Sigillo dell’armonia noto fin dall’antichità, la Sezione Aurea è il rapporto tra le due lunghezze disuguali di un rettangolo, delle quali la maggiore è media proporzionale tra la minore e la somma di entrambe. Innumerevoli calcoli geometrici dimostrano che questa proporzione (che dà per risultato immancabilmente 1,618…) è presente in opere di indicibile, stupefacente bellezza ed in particolare nelle sculture di Fidia come nei dipinti e nei disegni di Leonardo, tra cui spicca lo studio anatomico del corpo umano, genialmente rappresentato nell’uomo di Vitruvio. Ma quel che è ancor più sorprendente è che la stessa proporzione sembra rintracciabile in natura nelle svariate forme dei cristalli di neve, delle conchiglie, dei fiori e in molti altri elementi. Si tratta certo di un’armonia recondita, ma largamente diffusa intorno a noi e tutta da svelare: oggetto di ricerca e di scoperta, ma non per questo meno reale.

Cercare e riconoscere l’armonia negli oggetti e nelle creature intorno a noi, talvolta anche senza averne piena consapevolezza razionale, è possibile soltanto se siamo in grado di rintracciare dentro di noi – con un atto di sensibile introspezione – un autentico bisogno di armonia. E’ un atteggiamento congruo verso noi stessi, ma al contempo un impegno civile doveroso in epoca di pandemia, per trascendere questo tempo sospeso e sfuggire al senso di impotenza e scoraggiamento che ci pervade tutti, rischiando di spegnere impercettibilmente lo slancio vitale necessario a proseguire il cammino. Perché fino alla fine non c’è alibi per non fiorire.

E infatti fiorisce la ginestra leopardiana, simbolo di resilienza, ai limiti del deserto di roccia e di sabbia. Imperterrita, sfida il vento dell’inverno e l’arsura dell’estate sui luoghi più impervi delle montagne. E lo fa – paradossalmente – da quando ha imparato l’arte di essere fragile. Flessibile com’è, la ginestra si piega al vento della tempesta senza spezzarsi, per poi protendersi verso il sole dell’estate e continuare a spandere il suo profumo inebriante contro il nichilismo di questa improvvisa irruzione dell’assurdo nella vita quotidiana, che ormai dura da più di un anno su tutto il pianeta.

A suo tempo, si è interrogato a lungo Albert Camus sugli inaccettabili comportamenti degli abitanti della città di Orano durante l’epidemia di peste bubbonica che colpì l’Algeria in un imprecisato momento degli anni ’40. Il negazionismo iniziale di alcuni medici; il disaccordo e l’indecisione dei politici; l’allegra incuranza della gente comune che frequentava i locali di divertimento senza precauzioni di sorta; la paura di chi al contrario si barricava in casa temendo il contagio sono altrettanti atteggiamenti che riscontriamo pari pari ai giorni nostri.

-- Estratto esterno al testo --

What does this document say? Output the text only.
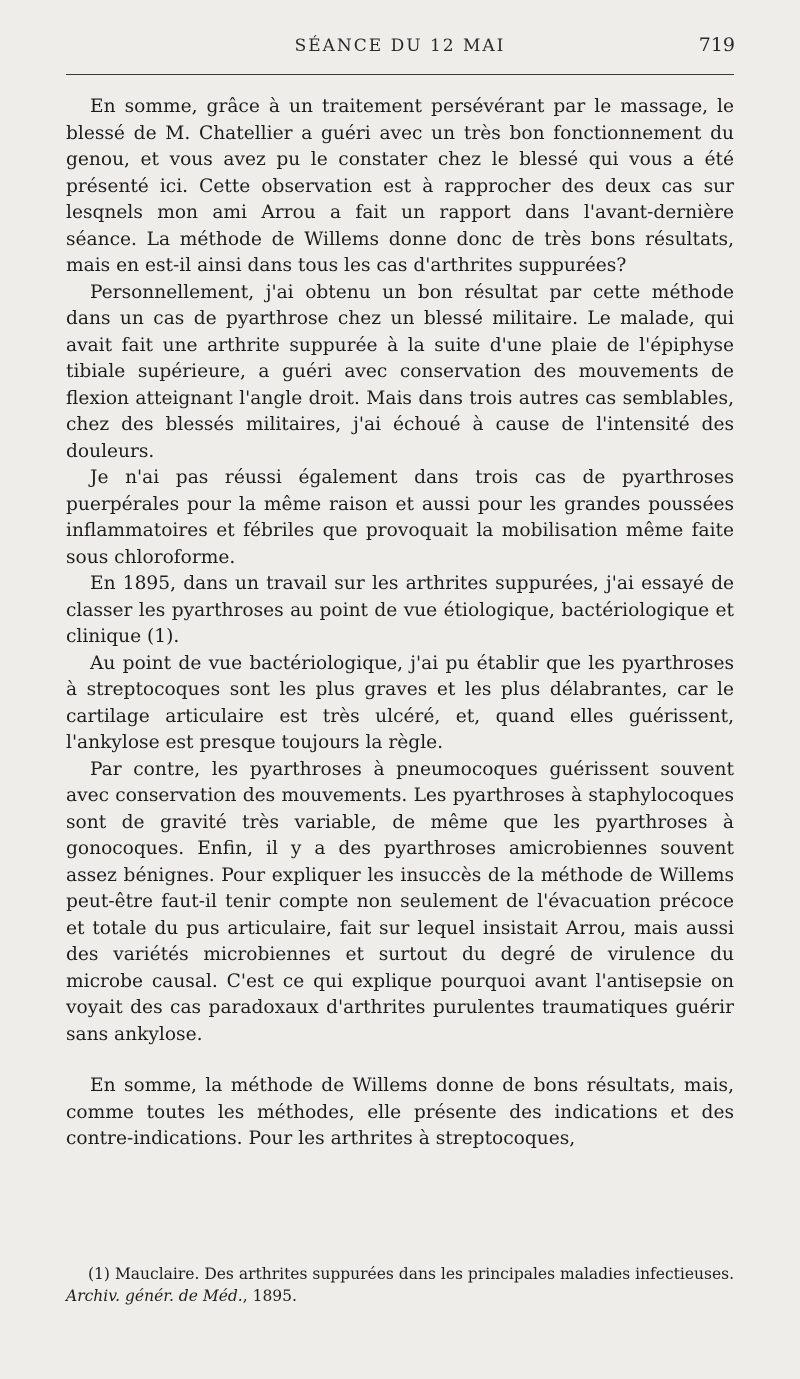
SÉANCE DU 12 MAI	719

En somme, grâce à un traitement persévérant par le massage, le blessé de M. Chatellier a guéri avec un très bon fonctionnement du genou, et vous avez pu le constater chez le blessé qui vous a été présenté ici. Cette observation est à rapprocher des deux cas sur lesqnels mon ami Arrou a fait un rapport dans l'avant-dernière séance. La méthode de Willems donne donc de très bons résultats, mais en est-il ainsi dans tous les cas d'arthrites suppurées?

Personnellement, j'ai obtenu un bon résultat par cette méthode dans un cas de pyarthrose chez un blessé militaire. Le malade, qui avait fait une arthrite suppurée à la suite d'une plaie de l'épiphyse tibiale supérieure, a guéri avec conservation des mouvements de flexion atteignant l'angle droit. Mais dans trois autres cas semblables, chez des blessés militaires, j'ai échoué à cause de l'intensité des douleurs.

Je n'ai pas réussi également dans trois cas de pyarthroses puerpérales pour la même raison et aussi pour les grandes poussées inflammatoires et fébriles que provoquait la mobilisation même faite sous chloroforme.

En 1895, dans un travail sur les arthrites suppurées, j'ai essayé de classer les pyarthroses au point de vue étiologique, bactériologique et clinique (1).

Au point de vue bactériologique, j'ai pu établir que les pyarthroses à streptocoques sont les plus graves et les plus délabrantes, car le cartilage articulaire est très ulcéré, et, quand elles guérissent, l'ankylose est presque toujours la règle.

Par contre, les pyarthroses à pneumocoques guérissent souvent avec conservation des mouvements. Les pyarthroses à staphylocoques sont de gravité très variable, de même que les pyarthroses à gonocoques. Enfin, il y a des pyarthroses amicrobiennes souvent assez bénignes. Pour expliquer les insuccès de la méthode de Willems peut-être faut-il tenir compte non seulement de l'évacuation précoce et totale du pus articulaire, fait sur lequel insistait Arrou, mais aussi des variétés microbiennes et surtout du degré de virulence du microbe causal. C'est ce qui explique pourquoi avant l'antisepsie on voyait des cas paradoxaux d'arthrites purulentes traumatiques guérir sans ankylose.

En somme, la méthode de Willems donne de bons résultats, mais, comme toutes les méthodes, elle présente des indications et des contre-indications. Pour les arthrites à streptocoques,

(1) Mauclaire. Des arthrites suppurées dans les principales maladies infectieuses. Archiv. génér. de Méd., 1895.
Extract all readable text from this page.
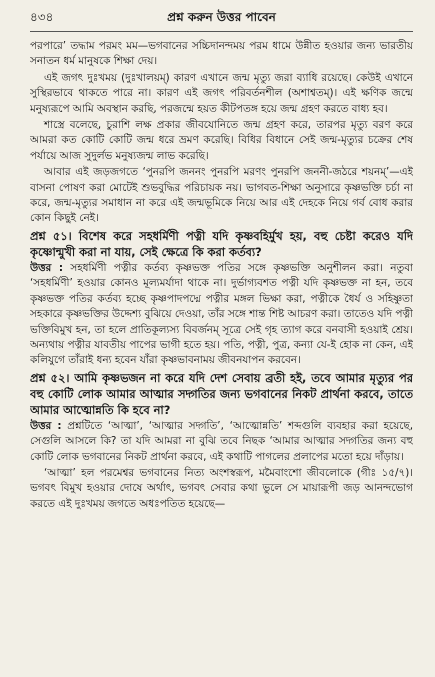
৪৩৪	প্রশ্ন করুন উত্তর পাবেন

পরপারে’ তদ্ধাম পরমং মম—ভগবানের সচ্চিদানন্দময় পরম ধামে উন্নীত হওয়ার জন্য ভারতীয় সনাতন ধর্ম মানুষকে শিক্ষা দেয়।

এই জগৎ দুঃখময় (দুঃখালয়ম্) কারণ এখানে জন্ম মৃত্যু জরা ব্যাধি রয়েছে। কেউই এখানে সুস্থিরভাবে থাকতে পারে না। কারণ এই জগৎ পরিবর্তনশীল (অশাশ্বতম্)। এই ক্ষণিক জন্মে মনুষ্যরূপে আমি অবস্থান করছি, পরজন্মে হয়ত কীটপতঙ্গ হয়ে জন্ম গ্রহণ করতে বাধ্য হব।

শাস্ত্রে বলেছে, চুরাশি লক্ষ প্রকার জীবযোনিতে জন্ম গ্রহণ করে, তারপর মৃত্যু বরণ করে আমরা কত কোটি কোটি জন্ম ধরে ভ্রমণ করেছি। বিধির বিধানে সেই জন্ম-মৃত্যুর চক্রের শেষ পর্যায়ে আজ সুদুর্লভ মনুষ্যজন্ম লাভ করেছি।

আবার এই জড়জগতে ‘পুনরপি জননং পুনরপি মরণং পুনরপি জননী-জঠরে শয়নম্’—এই বাসনা পোষণ করা মোটেই শুভবুদ্ধির পরিচায়ক নয়। ভাগবত-শিক্ষা অনুসারে কৃষ্ণভক্তি চর্চা না করে, জন্ম-মৃত্যুর সমাধান না করে এই জন্মভূমিকে নিয়ে আর এই দেহকে নিয়ে গর্ব বোধ করার কোন কিছুই নেই।

প্রশ্ন ৫১। বিশেষ করে সহধর্মিণী পত্নী যদি কৃষ্ণবহির্মুখ হয়, বহু চেষ্টা করেও যদি কৃষ্ণোন্মুখী করা না যায়, সেই ক্ষেত্রে কি করা কর্তব্য?

উত্তর : সহধর্মিণী পত্নীর কর্তব্য কৃষ্ণভক্ত পতির সঙ্গে কৃষ্ণভক্তি অনুশীলন করা। নতুবা ‘সহধর্মিণী’ হওয়ার কোনও মূল্যমর্যাদা থাকে না। দুর্ভাগ্যবশত পত্নী যদি কৃষ্ণভক্ত না হন, তবে কৃষ্ণভক্ত পতির কর্তব্য হচ্ছে কৃষ্ণপাদপদ্মে পত্নীর মঙ্গল ভিক্ষা করা, পত্নীকে ধৈর্য ও সহিষ্ণুতা সহকারে কৃষ্ণভক্তির উদ্দেশ্য বুঝিয়ে দেওয়া, তাঁর সঙ্গে শান্ত শিষ্ট আচরণ করা। তাতেও যদি পত্নী ভক্তিবিমুখ হন, তা হলে প্রাতিকূল্যস্য বিবর্জনম্ সূত্রে সেই গৃহ ত্যাগ করে বনবাসী হওয়াই শ্রেয়। অন্যথায় পত্নীর যাবতীয় পাপের ভাগী হতে হয়। পতি, পত্নী, পুত্র, কন্যা যে-ই হোক না কেন, এই কলিযুগে তাঁরাই ধন্য হবেন যাঁরা কৃষ্ণভাবনাময় জীবনযাপন করবেন।

প্রশ্ন ৫২। আমি কৃষ্ণভজন না করে যদি দেশ সেবায় ব্রতী হই, তবে আমার মৃত্যুর পর বহু কোটি লোক আমার আত্মার সদ্গতির জন্য ভগবানের নিকট প্রার্থনা করবে, তাতে আমার আত্মোন্নতি কি হবে না?

উত্তর : প্রশ্নটিতে ‘আত্মা’, ‘আত্মার সদ্গতি’, ‘আত্মোন্নতি’ শব্দগুলি ব্যবহার করা হয়েছে, সেগুলি আসলে কি? তা যদি আমরা না বুঝি তবে নিছক ‘আমার আত্মার সদ্গতির জন্য বহু কোটি লোক ভগবানের নিকট প্রার্থনা করবে, এই কথাটি পাগলের প্রলাপের মতো হয়ে দাঁড়ায়।

‘আত্মা’ হল পরমেশ্বর ভগবানের নিত্য অংশস্বরূপ, মমৈবাংশো জীবলোকে (গীঃ ১৫/৭)। ভগবৎ বিমুখ হওয়ার দোষে অর্থাৎ, ভগবৎ সেবার কথা ভুলে সে মায়ারূপী জড় আনন্দভোগ করতে এই দুঃখময় জগতে অধঃপতিত হয়েছে—
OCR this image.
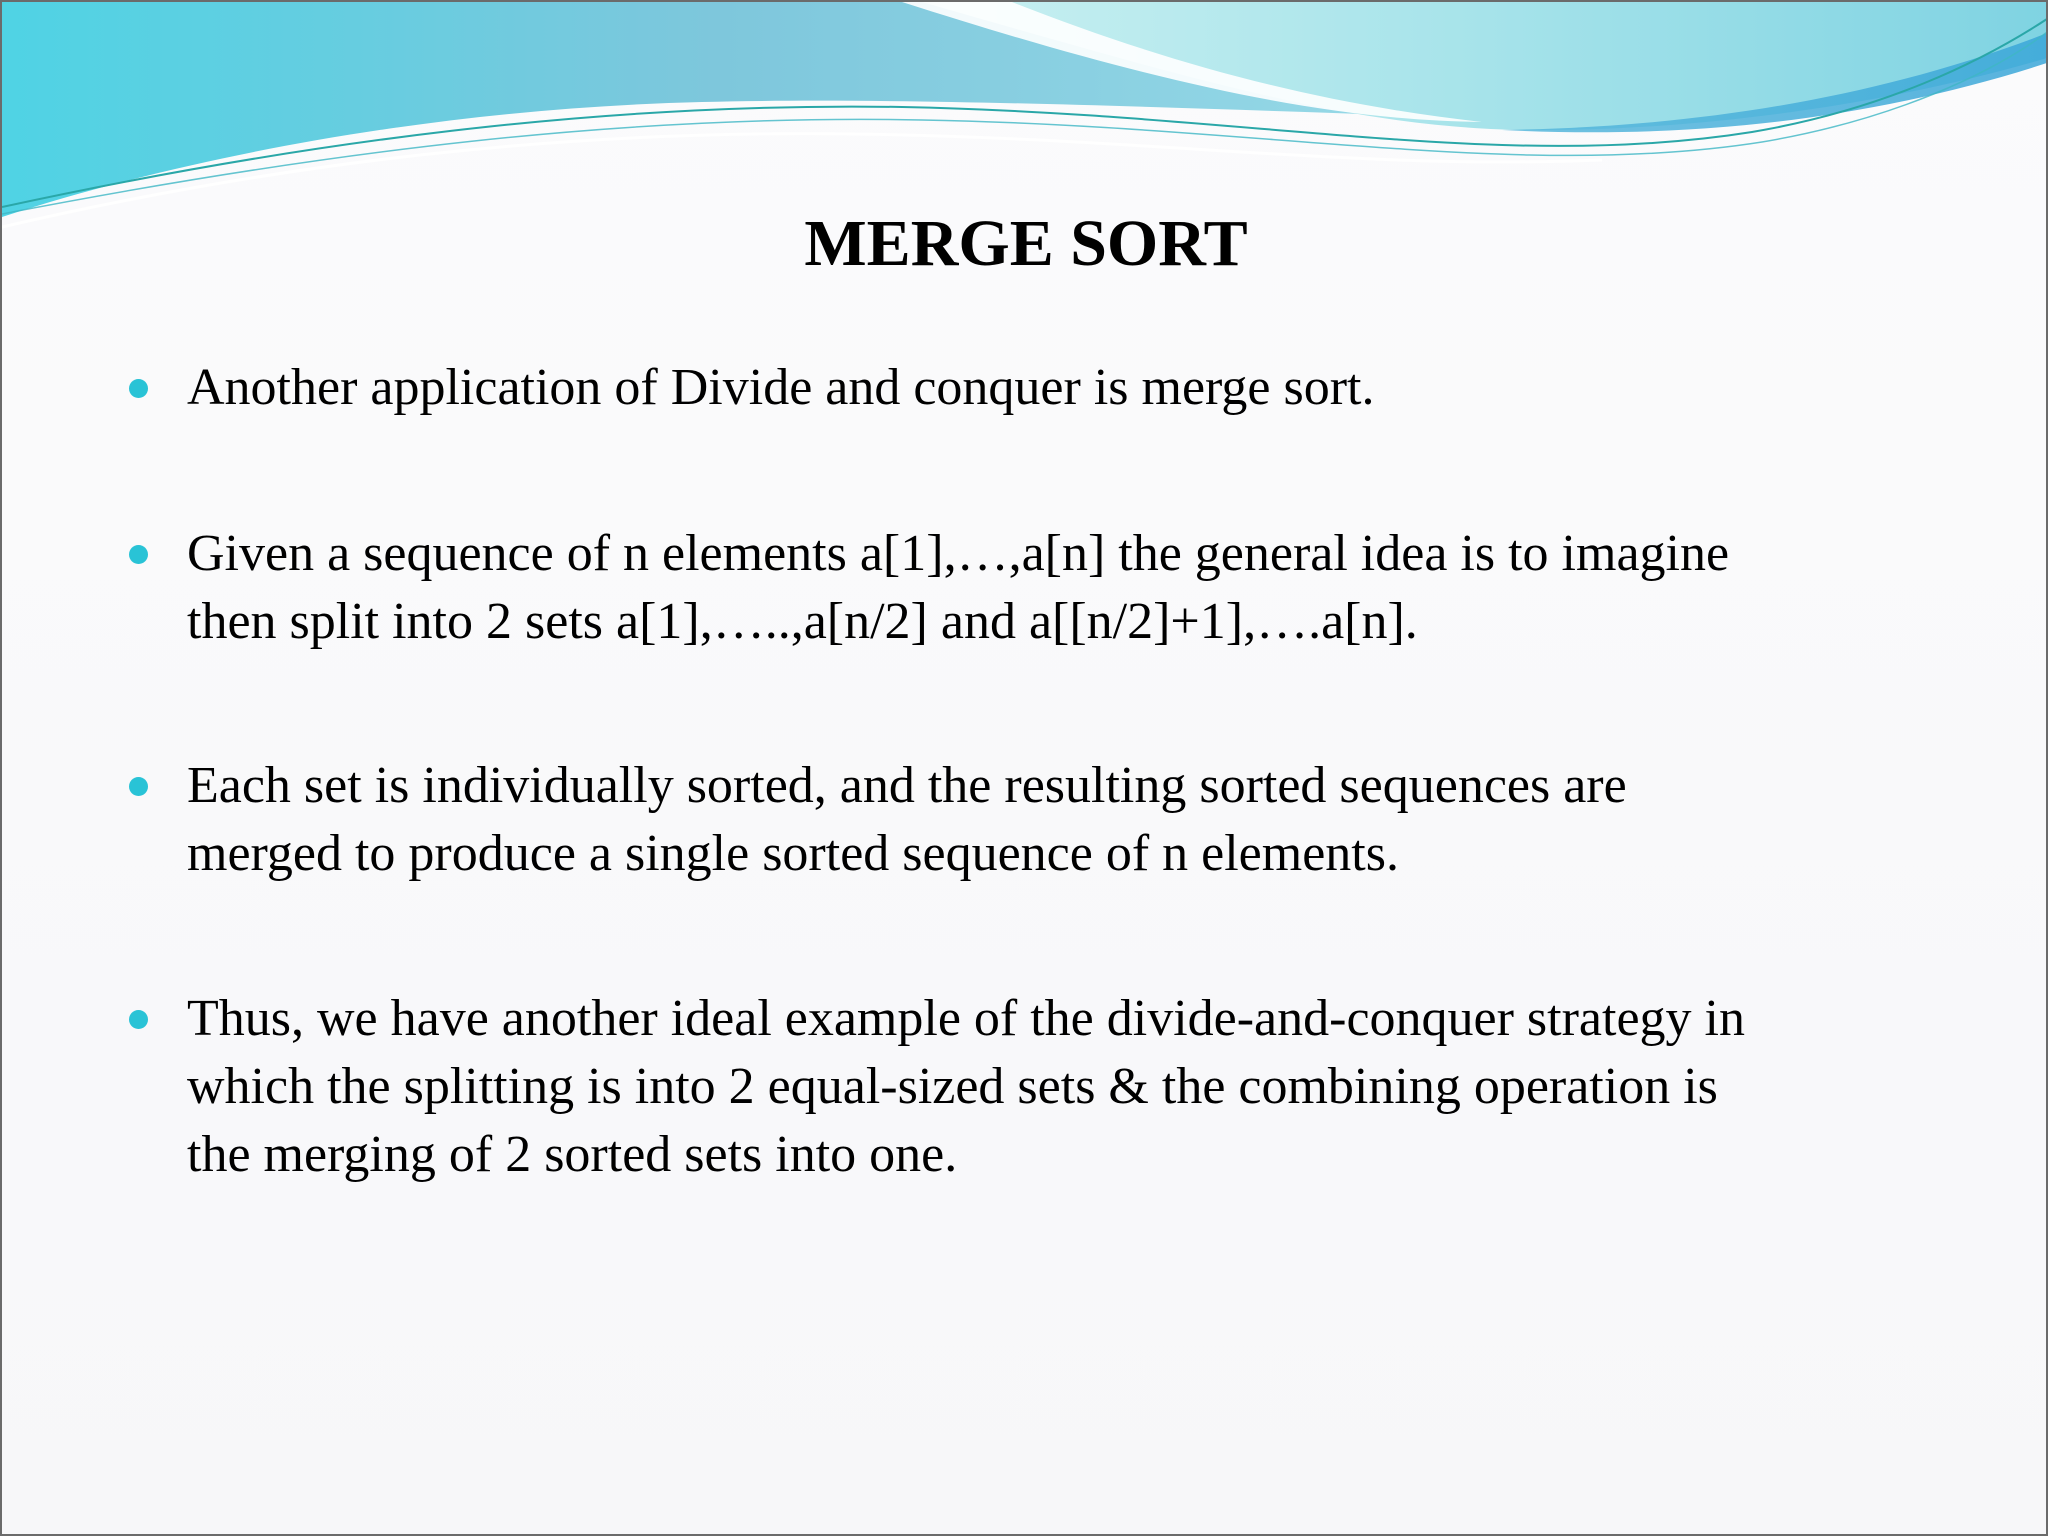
MERGE SORT
Another application of Divide and conquer is merge sort.
Given a sequence of n elements a[1],…,a[n] the general idea is to imagine
then split into 2 sets a[1],…..,a[n/2] and a[[n/2]+1],….a[n].
Each set is individually sorted, and the resulting sorted sequences are
merged to produce a single sorted sequence of n elements.
Thus, we have another ideal example of the divide-and-conquer strategy in
which the splitting is into 2 equal-sized sets & the combining operation is
the merging of 2 sorted sets into one.
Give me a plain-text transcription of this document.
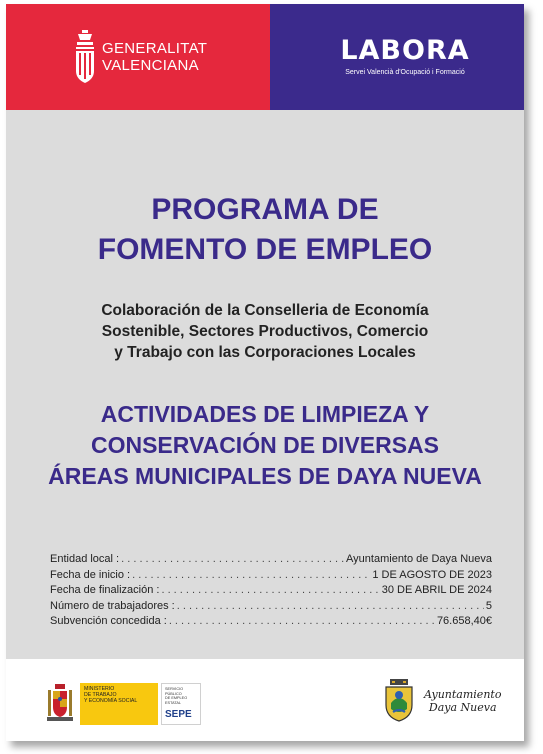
GENERALITAT
VALENCIANA	LABORA
Servei Valencià d'Ocupació i Formació
PROGRAMA DE
FOMENTO DE EMPLEO
Colaboración de la Conselleria de Economía
Sostenible, Sectores Productivos, Comercio
y Trabajo con las Corporaciones Locales
ACTIVIDADES DE LIMPIEZA Y
CONSERVACIÓN DE DIVERSAS
ÁREAS MUNICIPALES DE DAYA NUEVA
Entidad local : . . .	Ayuntamiento de Daya Nueva
Fecha de inicio : . . .	1 DE AGOSTO DE 2023
Fecha de finalización : . . .	30 DE ABRIL DE 2024
Número de trabajadores : . . .	5
Subvención concedida : . . .	76.658,40€
MINISTERIO
DE TRABAJO
Y ECONOMÍA SOCIAL
SERVICIO PÚBLICO
DE EMPLEO ESTATAL
SEPE
Ayuntamiento
Daya Nueva
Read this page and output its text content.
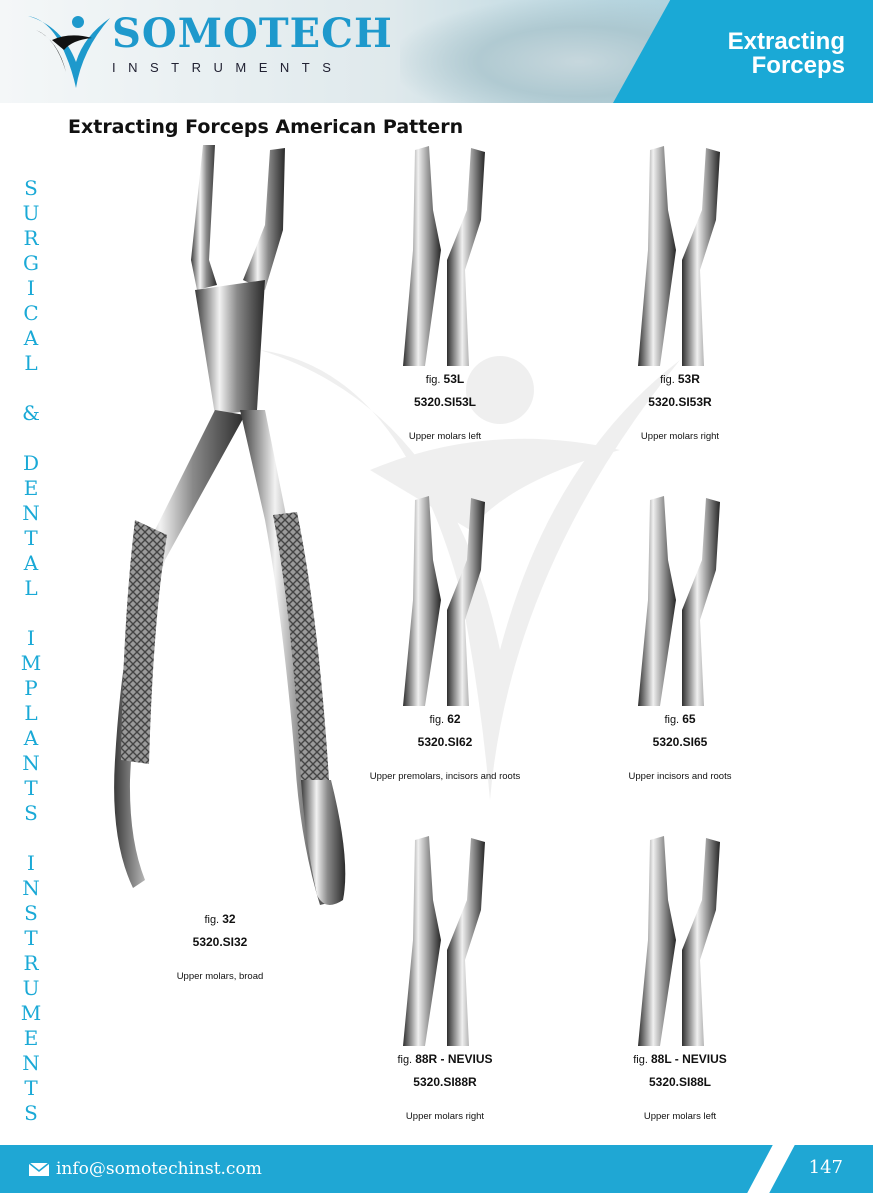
SOMOTECH
INSTRUMENTS
Extracting
Forceps
Extracting Forceps American Pattern
S
U
R
G
I
C
A
L

&

D
E
N
T
A
L

I
M
P
L
A
N
T
S

I
N
S
T
R
U
M
E
N
T
S
fig. 32
5320.SI32
Upper molars, broad
fig. 53L
5320.SI53L
Upper molars left
fig. 53R
5320.SI53R
Upper molars right
fig. 62
5320.SI62
Upper premolars, incisors and roots
fig. 65
5320.SI65
Upper incisors and roots
fig. 88R - NEVIUS
5320.SI88R
Upper molars right
fig. 88L - NEVIUS
5320.SI88L
Upper molars left
info@somotechinst.com	147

L’unica cosa che finora ci siamo scampati rispetto alla vicenda narrata dal filosofo esistenzialista è l’invasione della città da parte dei ratti… Ma il nostro Coronavirus non è da meno, visto che ha il vezzo di camminare con le nostre gambe.

Anche oggi vorremmo trovare un senso a quello che sta accadendo e soprattutto scoprire in che modo se ne potrà uscire per tornare a vivere in armonia con i nostri bisogni vitali e relazionali.  Ma di armonia per ora sembra non esserci traccia (né tantomeno di Sezione Aurea) nei discorsi che ascoltiamo dai telegiornali, nelle polemiche di bassa lega diffuse dalla carta stampata, nei continui e vani appelli ad un dialogo costruttivo tra i decisori politici e i portatori di interesse. Eppure è proprio il dialogo a creare l’armonia in campo civile, quando si è disposti ad argomentare le opposte tesi e a valutare con discernimento gli elementi a favore e quelli contrari alle soluzioni da adottare.

Nell’agorà ateniese la democrazia è sorta dal dialogo insieme alla filosofia. Non si sa chi sia nato prima, un po’ come per l’uovo e la gallina. Fatto sta che la voglia di potere e di facile arricchimento si mettono quasi sempre di traverso nei ragionamenti di chi ha autorità per decidere per sé e per la comunità, impedendo sovente che il provvedimento vada tempestivamente a buon fine, del tutto o in parte.

E vorrei aggiungere che la filosofia in tempi di CoViD e di mutamenti climatici trova cittadinanza soprattutto nei non-luoghi dell’assurdo, e ancora una volta nei luoghi del paradosso, dove già si spingevano i filosofi dell’antichità, perché sollecita ad interrogarsi sul mistero dell’esistenza in forme ancora più radicali di quanto finora sia stato fatto.